What tools/methods/practices reconcile deployed versions of components?

Question

We have a problem at our org where we have the need to know "with very high certainty" what specific versions of each app/web service/etc. is deployed to a given node and/or environment at any given point in time.

Some ideas have been kicked around, such as:

• A custom deploy tool that is backed by a DB, and on each deploy, records the version number to the DB (so that we can do a DB query and say "Hey, it looks like the Fizz Buzz Web Service has version 1.34.1 deployed to its QA/TEST environment")
• Some kind of a "build info" plugin that injects CI information into a metadata file (XML/JSON/whatever) and that exposes some admin URL where we can retrieve that info from. For instance, the CI build creates version 1.34.2 of the "Fizz Buzz Web Service" and creates a buildinfo.json file inside of its binary. Then once the web service is deployed, some server-side controller can read that JSON file and expose it as info at, say, http://myapp.example.com:8081/buildinfo, etc.

While these methods may work, I feel like we're trying to reinvent the wheel here. So I ask: are there tools/methods/practices that address this already? I just want the ability to run some type of query that reports what version of a component (again, web app, web service, DB, whatever) is deployed to a given node (VM) or environment (DEV, QA, PROD).

Answer 1

I'm thinking you might want to pop this question over to Server Fault and turn it around: how do sysadmins for big corporations know what versions of what software is installed on their client machines. There might be some industry-standard solution that looks at, say, the version of DLL's in a predefined location on each machine that it works with. If something like that exists I'd imagine that to be a good possible solution.

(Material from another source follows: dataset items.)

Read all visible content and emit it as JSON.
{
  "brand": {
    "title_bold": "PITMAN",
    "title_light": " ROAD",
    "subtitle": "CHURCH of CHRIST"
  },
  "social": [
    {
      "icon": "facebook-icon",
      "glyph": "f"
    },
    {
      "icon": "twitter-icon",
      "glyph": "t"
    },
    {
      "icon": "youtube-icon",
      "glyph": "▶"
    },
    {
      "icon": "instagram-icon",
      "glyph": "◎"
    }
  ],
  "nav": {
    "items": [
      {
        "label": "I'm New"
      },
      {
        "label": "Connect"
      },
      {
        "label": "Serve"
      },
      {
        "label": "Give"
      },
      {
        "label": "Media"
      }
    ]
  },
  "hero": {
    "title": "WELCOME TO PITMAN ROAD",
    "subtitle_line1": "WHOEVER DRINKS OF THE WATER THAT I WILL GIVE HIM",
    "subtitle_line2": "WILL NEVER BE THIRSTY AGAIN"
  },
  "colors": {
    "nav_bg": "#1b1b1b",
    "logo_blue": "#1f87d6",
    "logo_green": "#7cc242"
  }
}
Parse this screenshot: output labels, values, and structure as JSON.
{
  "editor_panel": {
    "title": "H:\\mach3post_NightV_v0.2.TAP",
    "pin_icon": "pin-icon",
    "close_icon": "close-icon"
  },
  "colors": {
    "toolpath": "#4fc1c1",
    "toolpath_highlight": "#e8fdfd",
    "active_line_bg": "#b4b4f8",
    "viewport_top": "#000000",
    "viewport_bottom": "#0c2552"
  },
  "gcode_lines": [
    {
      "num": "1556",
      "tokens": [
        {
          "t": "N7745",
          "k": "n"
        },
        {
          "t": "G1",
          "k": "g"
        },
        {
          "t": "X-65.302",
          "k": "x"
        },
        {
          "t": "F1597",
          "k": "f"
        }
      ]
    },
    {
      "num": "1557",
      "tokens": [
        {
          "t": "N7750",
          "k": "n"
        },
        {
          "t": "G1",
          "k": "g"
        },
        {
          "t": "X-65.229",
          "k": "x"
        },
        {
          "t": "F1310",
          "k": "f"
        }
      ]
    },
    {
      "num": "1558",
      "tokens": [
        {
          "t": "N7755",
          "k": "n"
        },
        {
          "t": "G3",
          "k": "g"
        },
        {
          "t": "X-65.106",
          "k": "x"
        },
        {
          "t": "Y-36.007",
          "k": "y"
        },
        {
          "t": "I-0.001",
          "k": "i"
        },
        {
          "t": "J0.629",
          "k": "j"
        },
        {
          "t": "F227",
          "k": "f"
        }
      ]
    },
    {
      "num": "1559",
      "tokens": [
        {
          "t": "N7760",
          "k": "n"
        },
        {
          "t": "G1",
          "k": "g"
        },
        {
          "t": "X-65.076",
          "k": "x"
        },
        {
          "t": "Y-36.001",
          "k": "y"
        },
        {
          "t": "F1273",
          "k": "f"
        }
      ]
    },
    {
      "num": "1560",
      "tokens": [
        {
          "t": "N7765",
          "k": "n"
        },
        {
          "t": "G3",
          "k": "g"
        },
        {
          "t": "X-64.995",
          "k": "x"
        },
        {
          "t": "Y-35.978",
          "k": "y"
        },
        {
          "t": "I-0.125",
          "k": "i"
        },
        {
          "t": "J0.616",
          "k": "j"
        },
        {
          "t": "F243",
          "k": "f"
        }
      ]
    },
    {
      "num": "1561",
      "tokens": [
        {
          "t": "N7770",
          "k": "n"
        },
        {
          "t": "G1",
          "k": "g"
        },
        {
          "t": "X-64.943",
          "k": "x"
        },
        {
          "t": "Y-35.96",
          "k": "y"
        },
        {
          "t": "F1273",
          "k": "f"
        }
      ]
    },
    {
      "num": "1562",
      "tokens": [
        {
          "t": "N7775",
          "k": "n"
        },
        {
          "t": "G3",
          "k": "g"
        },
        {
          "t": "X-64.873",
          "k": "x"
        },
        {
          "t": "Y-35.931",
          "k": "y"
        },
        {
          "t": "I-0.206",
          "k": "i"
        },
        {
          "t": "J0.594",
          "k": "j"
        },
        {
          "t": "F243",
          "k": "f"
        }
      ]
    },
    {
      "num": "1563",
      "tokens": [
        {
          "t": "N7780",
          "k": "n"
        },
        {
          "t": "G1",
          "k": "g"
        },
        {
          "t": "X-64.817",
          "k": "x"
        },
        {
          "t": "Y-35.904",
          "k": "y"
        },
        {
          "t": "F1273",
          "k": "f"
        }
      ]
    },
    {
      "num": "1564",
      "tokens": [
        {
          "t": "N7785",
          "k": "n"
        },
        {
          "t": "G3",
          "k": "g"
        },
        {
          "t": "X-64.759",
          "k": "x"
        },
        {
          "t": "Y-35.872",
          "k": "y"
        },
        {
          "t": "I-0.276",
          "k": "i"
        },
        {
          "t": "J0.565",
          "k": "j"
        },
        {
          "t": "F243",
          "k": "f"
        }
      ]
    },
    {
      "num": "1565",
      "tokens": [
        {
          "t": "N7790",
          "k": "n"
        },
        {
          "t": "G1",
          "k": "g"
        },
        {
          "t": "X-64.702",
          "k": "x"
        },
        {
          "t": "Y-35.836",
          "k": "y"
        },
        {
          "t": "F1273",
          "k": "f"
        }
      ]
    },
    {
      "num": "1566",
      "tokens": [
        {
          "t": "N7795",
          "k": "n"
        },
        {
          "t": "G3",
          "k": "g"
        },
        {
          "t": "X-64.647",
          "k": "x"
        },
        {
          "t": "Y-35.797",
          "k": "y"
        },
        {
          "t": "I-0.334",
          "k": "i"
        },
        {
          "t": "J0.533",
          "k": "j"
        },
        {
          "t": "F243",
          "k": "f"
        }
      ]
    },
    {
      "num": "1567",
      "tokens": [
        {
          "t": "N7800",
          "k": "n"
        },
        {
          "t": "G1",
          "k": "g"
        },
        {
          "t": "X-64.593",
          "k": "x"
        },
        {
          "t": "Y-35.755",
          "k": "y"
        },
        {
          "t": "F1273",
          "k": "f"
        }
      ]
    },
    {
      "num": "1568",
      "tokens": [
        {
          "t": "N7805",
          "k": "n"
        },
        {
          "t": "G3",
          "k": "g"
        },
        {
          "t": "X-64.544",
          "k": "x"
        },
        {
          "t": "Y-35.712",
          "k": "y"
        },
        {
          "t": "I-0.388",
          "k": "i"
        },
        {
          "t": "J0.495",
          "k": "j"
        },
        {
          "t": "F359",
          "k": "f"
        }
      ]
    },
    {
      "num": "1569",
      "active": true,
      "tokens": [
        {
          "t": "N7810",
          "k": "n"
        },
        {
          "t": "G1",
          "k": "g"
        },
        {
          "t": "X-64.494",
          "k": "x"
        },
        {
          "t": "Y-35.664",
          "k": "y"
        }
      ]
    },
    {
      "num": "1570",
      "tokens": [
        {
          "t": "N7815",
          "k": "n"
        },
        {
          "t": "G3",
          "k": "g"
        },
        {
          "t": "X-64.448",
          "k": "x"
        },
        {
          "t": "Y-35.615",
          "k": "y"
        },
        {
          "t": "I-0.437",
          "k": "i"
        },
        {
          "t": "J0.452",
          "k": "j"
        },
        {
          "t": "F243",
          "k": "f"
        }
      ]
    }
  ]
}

If you want to roll your own, the company I work for has a central server that does deployments and installation and simply keeps track of the versions it deployed. The advantage is that it works for both client and web-applications, does not need any access to the server itself beyond the moment of deployment and our whole build-and-deployment process goes through that pipeline so there is no way of circumventing it easily.

Answer 2

First off, there are tools out there that can scan ports and network traffic to help you discover your software catalog but the bottom line is in order to be highly accurate you will have to touch every web-service or application and redeploy them to properly report their build versions and other information you want from them.. no matter what the salesman tells you it isn't easy. As there is no systematic way of determining the version or even the existence of an application you will have to rely on heuristically collected data analysis. If there were a systematic way to determine what was installed then anti-virus software would be a piece of cake.

The question you have to ask is "What specific configurations do we have of each app/web service/etc. that is deployed to a given node and/or environment at any given point in time?"

Your second option would be the preferred option since it both reports the version and location of the app but it also reports that the app is up and operating. Other stat information could be included in the poll as well. Also, JSON files can be called via several protocols, file, http, ftp, etc. But like I said there is no easy way out of this one.